Brazil aims to raise betting tax to 18% of GGR in new fiscal package

20 Jun, 2025

     While the proposal has not yet been approved, it is already facing strong opposition from the country’s regulated betting industry.

The proposed increase was included in a Provisional Measure (MP) and accompanying decree that finance minister Fernando Haddad (pictured) presented to President Luiz Inácio Lula da Silva yesterday (10 June).

According to multiple media reports, the full fiscal package could be published in the Official Gazette of the Union (DOU) as early as today (11 June), but final approval will require congressional backing.

The tax package follows the government’s recent decision to withdraw a controversial decree that sought to raise Brazil’s financial transactions tax (IOF) from 0.38% to 3.5%.

That proposal was met with strong resistance from lawmakers and financial market participants, and was ultimately scrapped.

In its place, the government is proposing a series of new tax measures, including the betting tax increase and a 5% levy on previously exempt financial instruments such as Real Estate Credit Bills (LCIs) and Agribusiness Credit Bills (LCAs).

Haddad said the administration hopes to take advantage of a “climate of dialogue” in Congress to expedite debate and pass the new package, which is seen as key to closing the country’s budget deficit in 2025.

Industry backlash

The Brazilian Institute of Responsible Gaming (IBJR), which represents major licensed operators in Brazil’s newly regulated gambling market, has repeatedly criticised the proposed tax hike.

In a statement released Monday (9 June), the IBJR called the measure “unacceptable,” warning that it could threaten the sustainability of the legal market and erode investor confidence in Brazil’s regulatory framework.

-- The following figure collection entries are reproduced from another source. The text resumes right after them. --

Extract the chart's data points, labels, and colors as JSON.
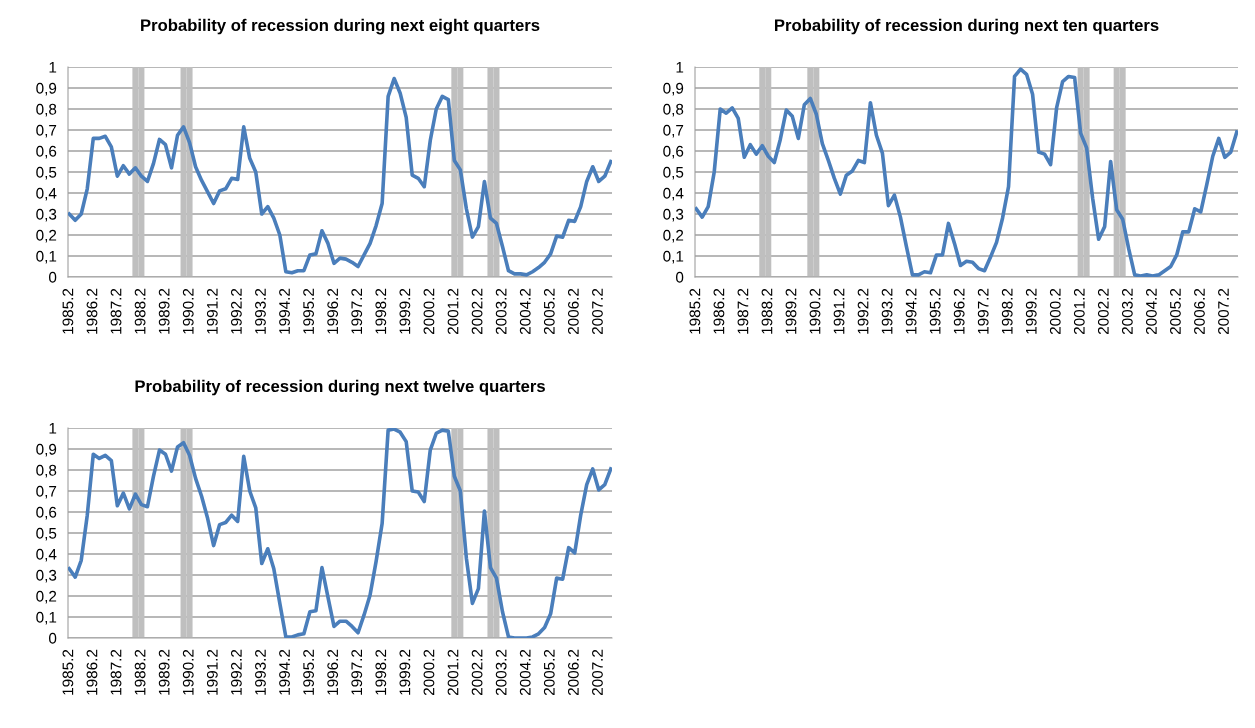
{
  "chart_data": [
    {
      "type": "line",
      "title": "Probability of recession during next eight quarters",
      "categories": [
        "1985.2",
        null,
        null,
        null,
        "1986.2",
        null,
        null,
        null,
        "1987.2",
        null,
        null,
        null,
        "1988.2",
        null,
        null,
        null,
        "1989.2",
        null,
        null,
        null,
        "1990.2",
        null,
        null,
        null,
        "1991.2",
        null,
        null,
        null,
        "1992.2",
        null,
        null,
        null,
        "1993.2",
        null,
        null,
        null,
        "1994.2",
        null,
        null,
        null,
        "1995.2",
        null,
        null,
        null,
        "1996.2",
        null,
        null,
        null,
        "1997.2",
        null,
        null,
        null,
        "1998.2",
        null,
        null,
        null,
        "1999.2",
        null,
        null,
        null,
        "2000.2",
        null,
        null,
        null,
        "2001.2",
        null,
        null,
        null,
        "2002.2",
        null,
        null,
        null,
        "2003.2",
        null,
        null,
        null,
        "2004.2",
        null,
        null,
        null,
        "2005.2",
        null,
        null,
        null,
        "2006.2",
        null,
        null,
        null,
        "2007.2",
        null,
        null
      ],
      "series": [
        {
          "type": "bar",
          "color": "#bfbfbf",
          "values": [
            null,
            null,
            null,
            null,
            null,
            null,
            null,
            null,
            null,
            null,
            null,
            1,
            1,
            null,
            null,
            null,
            null,
            null,
            null,
            1,
            1,
            null,
            null,
            null,
            null,
            null,
            null,
            null,
            null,
            null,
            null,
            null,
            null,
            null,
            null,
            null,
            null,
            null,
            null,
            null,
            null,
            null,
            null,
            null,
            null,
            null,
            null,
            null,
            null,
            null,
            null,
            null,
            null,
            null,
            null,
            null,
            null,
            null,
            null,
            null,
            null,
            null,
            null,
            null,
            1,
            1,
            null,
            null,
            null,
            null,
            1,
            1,
            null,
            null,
            null,
            null,
            null,
            null,
            null,
            null,
            null,
            null,
            null,
            null,
            null,
            null,
            null,
            null,
            null,
            null,
            null
          ]
        },
        {
          "color": "#4a7ebb",
          "values": [
            0.3,
            0.27,
            0.3,
            0.42,
            0.66,
            0.66,
            0.67,
            0.62,
            0.48,
            0.53,
            0.49,
            0.52,
            0.48,
            0.455,
            0.54,
            0.655,
            0.63,
            0.52,
            0.675,
            0.715,
            0.64,
            0.525,
            0.46,
            0.405,
            0.35,
            0.41,
            0.42,
            0.47,
            0.465,
            0.715,
            0.565,
            0.5,
            0.3,
            0.335,
            0.28,
            0.2,
            0.025,
            0.02,
            0.03,
            0.03,
            0.105,
            0.11,
            0.22,
            0.16,
            0.065,
            0.09,
            0.085,
            0.07,
            0.05,
            0.105,
            0.16,
            0.245,
            0.35,
            0.86,
            0.945,
            0.875,
            0.76,
            0.485,
            0.47,
            0.43,
            0.65,
            0.8,
            0.86,
            0.845,
            0.555,
            0.51,
            0.325,
            0.19,
            0.24,
            0.455,
            0.28,
            0.255,
            0.145,
            0.03,
            0.015,
            0.015,
            0.01,
            0.025,
            0.045,
            0.07,
            0.11,
            0.195,
            0.19,
            0.27,
            0.265,
            0.335,
            0.455,
            0.525,
            0.455,
            0.48,
            0.55
          ]
        }
      ],
      "ylim": [
        0,
        1
      ],
      "yticks": [
        0,
        {
          "value": 0.1,
          "label": "0,1"
        },
        {
          "value": 0.2,
          "label": "0,2"
        },
        {
          "value": 0.3,
          "label": "0,3"
        },
        {
          "value": 0.4,
          "label": "0,4"
        },
        {
          "value": 0.5,
          "label": "0,5"
        },
        {
          "value": 0.6,
          "label": "0,6"
        },
        {
          "value": 0.7,
          "label": "0,7"
        },
        {
          "value": 0.8,
          "label": "0,8"
        },
        {
          "value": 0.9,
          "label": "0,9"
        },
        1
      ],
      "grid": "y",
      "marker": "none",
      "line_style": "solid"
    },
    {
      "type": "line",
      "title": "Probability of recession during next ten quarters",
      "categories": [
        "1985.2",
        null,
        null,
        null,
        "1986.2",
        null,
        null,
        null,
        "1987.2",
        null,
        null,
        null,
        "1988.2",
        null,
        null,
        null,
        "1989.2",
        null,
        null,
        null,
        "1990.2",
        null,
        null,
        null,
        "1991.2",
        null,
        null,
        null,
        "1992.2",
        null,
        null,
        null,
        "1993.2",
        null,
        null,
        null,
        "1994.2",
        null,
        null,
        null,
        "1995.2",
        null,
        null,
        null,
        "1996.2",
        null,
        null,
        null,
        "1997.2",
        null,
        null,
        null,
        "1998.2",
        null,
        null,
        null,
        "1999.2",
        null,
        null,
        null,
        "2000.2",
        null,
        null,
        null,
        "2001.2",
        null,
        null,
        null,
        "2002.2",
        null,
        null,
        null,
        "2003.2",
        null,
        null,
        null,
        "2004.2",
        null,
        null,
        null,
        "2005.2",
        null,
        null,
        null,
        "2006.2",
        null,
        null,
        null,
        "2007.2",
        null,
        null
      ],
      "series": [
        {
          "type": "bar",
          "color": "#bfbfbf",
          "values": [
            null,
            null,
            null,
            null,
            null,
            null,
            null,
            null,
            null,
            null,
            null,
            1,
            1,
            null,
            null,
            null,
            null,
            null,
            null,
            1,
            1,
            null,
            null,
            null,
            null,
            null,
            null,
            null,
            null,
            null,
            null,
            null,
            null,
            null,
            null,
            null,
            null,
            null,
            null,
            null,
            null,
            null,
            null,
            null,
            null,
            null,
            null,
            null,
            null,
            null,
            null,
            null,
            null,
            null,
            null,
            null,
            null,
            null,
            null,
            null,
            null,
            null,
            null,
            null,
            1,
            1,
            null,
            null,
            null,
            null,
            1,
            1,
            null,
            null,
            null,
            null,
            null,
            null,
            null,
            null,
            null,
            null,
            null,
            null,
            null,
            null,
            null,
            null,
            null,
            null,
            null
          ]
        },
        {
          "color": "#4a7ebb",
          "values": [
            0.325,
            0.285,
            0.335,
            0.5,
            0.8,
            0.78,
            0.805,
            0.755,
            0.57,
            0.63,
            0.585,
            0.625,
            0.575,
            0.545,
            0.655,
            0.795,
            0.765,
            0.66,
            0.82,
            0.85,
            0.775,
            0.635,
            0.555,
            0.47,
            0.395,
            0.485,
            0.505,
            0.555,
            0.545,
            0.83,
            0.675,
            0.59,
            0.34,
            0.39,
            0.285,
            0.145,
            0.01,
            0.01,
            0.025,
            0.02,
            0.105,
            0.105,
            0.255,
            0.16,
            0.055,
            0.075,
            0.07,
            0.04,
            0.03,
            0.095,
            0.165,
            0.28,
            0.43,
            0.955,
            0.99,
            0.965,
            0.87,
            0.595,
            0.585,
            0.535,
            0.805,
            0.93,
            0.955,
            0.95,
            0.685,
            0.615,
            0.375,
            0.18,
            0.24,
            0.55,
            0.32,
            0.275,
            0.135,
            0.01,
            0.005,
            0.01,
            0.005,
            0.01,
            0.03,
            0.05,
            0.105,
            0.215,
            0.215,
            0.325,
            0.31,
            0.44,
            0.575,
            0.66,
            0.57,
            0.595,
            0.69
          ]
        }
      ],
      "ylim": [
        0,
        1
      ],
      "yticks": [
        0,
        {
          "value": 0.1,
          "label": "0,1"
        },
        {
          "value": 0.2,
          "label": "0,2"
        },
        {
          "value": 0.3,
          "label": "0,3"
        },
        {
          "value": 0.4,
          "label": "0,4"
        },
        {
          "value": 0.5,
          "label": "0,5"
        },
        {
          "value": 0.6,
          "label": "0,6"
        },
        {
          "value": 0.7,
          "label": "0,7"
        },
        {
          "value": 0.8,
          "label": "0,8"
        },
        {
          "value": 0.9,
          "label": "0,9"
        },
        1
      ],
      "grid": "y",
      "marker": "none",
      "line_style": "solid"
    },
    {
      "type": "line",
      "title": "Probability of recession during next twelve quarters",
      "categories": [
        "1985.2",
        null,
        null,
        null,
        "1986.2",
        null,
        null,
        null,
        "1987.2",
        null,
        null,
        null,
        "1988.2",
        null,
        null,
        null,
        "1989.2",
        null,
        null,
        null,
        "1990.2",
        null,
        null,
        null,
        "1991.2",
        null,
        null,
        null,
        "1992.2",
        null,
        null,
        null,
        "1993.2",
        null,
        null,
        null,
        "1994.2",
        null,
        null,
        null,
        "1995.2",
        null,
        null,
        null,
        "1996.2",
        null,
        null,
        null,
        "1997.2",
        null,
        null,
        null,
        "1998.2",
        null,
        null,
        null,
        "1999.2",
        null,
        null,
        null,
        "2000.2",
        null,
        null,
        null,
        "2001.2",
        null,
        null,
        null,
        "2002.2",
        null,
        null,
        null,
        "2003.2",
        null,
        null,
        null,
        "2004.2",
        null,
        null,
        null,
        "2005.2",
        null,
        null,
        null,
        "2006.2",
        null,
        null,
        null,
        "2007.2",
        null,
        null
      ],
      "series": [
        {
          "type": "bar",
          "color": "#bfbfbf",
          "values": [
            null,
            null,
            null,
            null,
            null,
            null,
            null,
            null,
            null,
            null,
            null,
            1,
            1,
            null,
            null,
            null,
            null,
            null,
            null,
            1,
            1,
            null,
            null,
            null,
            null,
            null,
            null,
            null,
            null,
            null,
            null,
            null,
            null,
            null,
            null,
            null,
            null,
            null,
            null,
            null,
            null,
            null,
            null,
            null,
            null,
            null,
            null,
            null,
            null,
            null,
            null,
            null,
            null,
            null,
            null,
            null,
            null,
            null,
            null,
            null,
            null,
            null,
            null,
            null,
            1,
            1,
            null,
            null,
            null,
            null,
            1,
            1,
            null,
            null,
            null,
            null,
            null,
            null,
            null,
            null,
            null,
            null,
            null,
            null,
            null,
            null,
            null,
            null,
            null,
            null,
            null
          ]
        },
        {
          "color": "#4a7ebb",
          "values": [
            0.33,
            0.29,
            0.37,
            0.585,
            0.875,
            0.855,
            0.87,
            0.845,
            0.63,
            0.69,
            0.615,
            0.685,
            0.635,
            0.625,
            0.77,
            0.895,
            0.875,
            0.795,
            0.91,
            0.93,
            0.87,
            0.76,
            0.675,
            0.57,
            0.44,
            0.54,
            0.55,
            0.585,
            0.555,
            0.865,
            0.7,
            0.62,
            0.355,
            0.425,
            0.33,
            0.165,
            0.005,
            0.005,
            0.015,
            0.02,
            0.125,
            0.13,
            0.335,
            0.195,
            0.055,
            0.08,
            0.08,
            0.055,
            0.025,
            0.11,
            0.205,
            0.365,
            0.545,
            0.99,
            0.995,
            0.98,
            0.935,
            0.7,
            0.695,
            0.65,
            0.895,
            0.975,
            0.99,
            0.985,
            0.77,
            0.7,
            0.38,
            0.165,
            0.235,
            0.605,
            0.335,
            0.285,
            0.125,
            0.005,
            0,
            0,
            0,
            0.005,
            0.02,
            0.05,
            0.115,
            0.285,
            0.28,
            0.43,
            0.405,
            0.585,
            0.73,
            0.805,
            0.705,
            0.73,
            0.805
          ]
        }
      ],
      "ylim": [
        0,
        1
      ],
      "yticks": [
        0,
        {
          "value": 0.1,
          "label": "0,1"
        },
        {
          "value": 0.2,
          "label": "0,2"
        },
        {
          "value": 0.3,
          "label": "0,3"
        },
        {
          "value": 0.4,
          "label": "0,4"
        },
        {
          "value": 0.5,
          "label": "0,5"
        },
        {
          "value": 0.6,
          "label": "0,6"
        },
        {
          "value": 0.7,
          "label": "0,7"
        },
        {
          "value": 0.8,
          "label": "0,8"
        },
        {
          "value": 0.9,
          "label": "0,9"
        },
        1
      ],
      "grid": "y",
      "marker": "none",
      "line_style": "solid"
    }
  ]
}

The institute said the proposal “makes it impossible for many companies that trusted and invested in the regulated market to operate, generates legal uncertainty and threatens public revenue.”

The IBJR also warned that a higher tax burden could push consumers back to the illegal market, which it said already accounts for an estimated 50% of all gambling activity in Brazil.

“By raising the tax on bets, the illegal market tends to grow from the current 50% to at least 60%, generating an estimated loss of more than R$2bn per year in revenue,” the group stated.

The IBJR added that operators entering the regulated market were required to pay R$30m for a five-year licence, generating over R$2.3bn in public revenue to date.

Many of these companies based their long-term plans on Brazil’s original 12% GGR tax rate.

According to the IBJR, the proposed increase “compromises the economic and financial balance and the confidence in the regulatory environment.”

The group added that companies are considering legal action and are calling for renewed dialogue with both the government and Congress.